What is the correct input format for xgboost trained on pandas dataframes

David_Marckx · December 22, 2022, 10:06pm

I am a newbie at integrating external ML libraries into TMVA. I trained a xgboost model with the sklearn wrapper and saved it:

bst = XGBClassifier(...)
bst.fit(X_train, y_train, sample_weight=weight_train_balanced) #(x and y are pandas dataframes with float or integer values in them)
ROOT.TMVA.Experimental.SaveXGBoost(bst, "XGB", "location/XGBtest.root", num_inputs=len(X_train.columns))

for SaveXGBoost to work I renamed the columns of my dataframes to f1,f2,… as would happen in native xgboost.

I can then acces it in my c++ framework via:

TMVA::Experimental::RBDT<> bdt("myBDT", "location/XGBtest.root");
varmap["_eventBDT"] = bdt.Compute(featurevec);

I however can’t figure out what input the Compute function of this bdt wants to recieve to give a prediction for one event. I followed the ROOT TMVA tmva103__Application_8C tutorial (as a new user I can’t post links), which indicates an ordered vector of the input variables is the way to go.

But this results in the following error (it seems to want one double…):
error: cannot convert ‘std::vector<float, std::allocator >’ to ‘std::map<std::__cxx11::basic_string, double>::mapped_type’ {aka ‘double’}

A map between "fi"s to its values doesn’t work either. Any ideas what input format would make my little bdt happy?
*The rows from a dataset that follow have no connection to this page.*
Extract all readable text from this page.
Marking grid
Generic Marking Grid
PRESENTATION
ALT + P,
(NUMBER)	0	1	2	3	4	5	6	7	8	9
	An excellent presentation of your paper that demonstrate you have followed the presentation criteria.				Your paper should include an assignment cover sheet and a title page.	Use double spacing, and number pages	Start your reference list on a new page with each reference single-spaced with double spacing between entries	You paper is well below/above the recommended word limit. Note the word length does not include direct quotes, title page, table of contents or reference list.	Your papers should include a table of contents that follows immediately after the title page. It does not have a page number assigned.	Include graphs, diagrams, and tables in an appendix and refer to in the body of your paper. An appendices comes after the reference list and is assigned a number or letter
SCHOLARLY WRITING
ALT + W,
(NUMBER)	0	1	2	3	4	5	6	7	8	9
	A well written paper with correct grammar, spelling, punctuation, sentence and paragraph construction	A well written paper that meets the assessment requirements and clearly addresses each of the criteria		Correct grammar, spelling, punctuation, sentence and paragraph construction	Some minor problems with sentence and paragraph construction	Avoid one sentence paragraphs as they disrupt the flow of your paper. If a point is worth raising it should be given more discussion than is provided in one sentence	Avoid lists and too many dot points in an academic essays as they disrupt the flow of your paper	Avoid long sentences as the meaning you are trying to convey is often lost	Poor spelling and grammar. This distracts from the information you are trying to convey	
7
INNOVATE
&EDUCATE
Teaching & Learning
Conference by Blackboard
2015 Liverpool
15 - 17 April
couet · January 5, 2023, 10:19am

Welcome to the ROOT forum

May be @moneta can help you.

moneta · January 5, 2023, 4:26pm

Hi,

Apologies for the late reply. If you are using C++ the type required by RBDT::Compute is a std::vector<T> for a single event with size equal to the number of features or an RTensor<T> for evaluating many events at the same time with shape (n_events, n_features).
The output is also an std::vector or a RTensor depending on which signature you use.
See the reference documentation.

If you are using Python you can use a Numpy array of shape (n_events, n_features).

In your case it looks like you are using as output a std::map. This seems to be also the cause of the error. Do

auto varEvent = bdt.Compute(featurevec);

Cheers

Lorenzo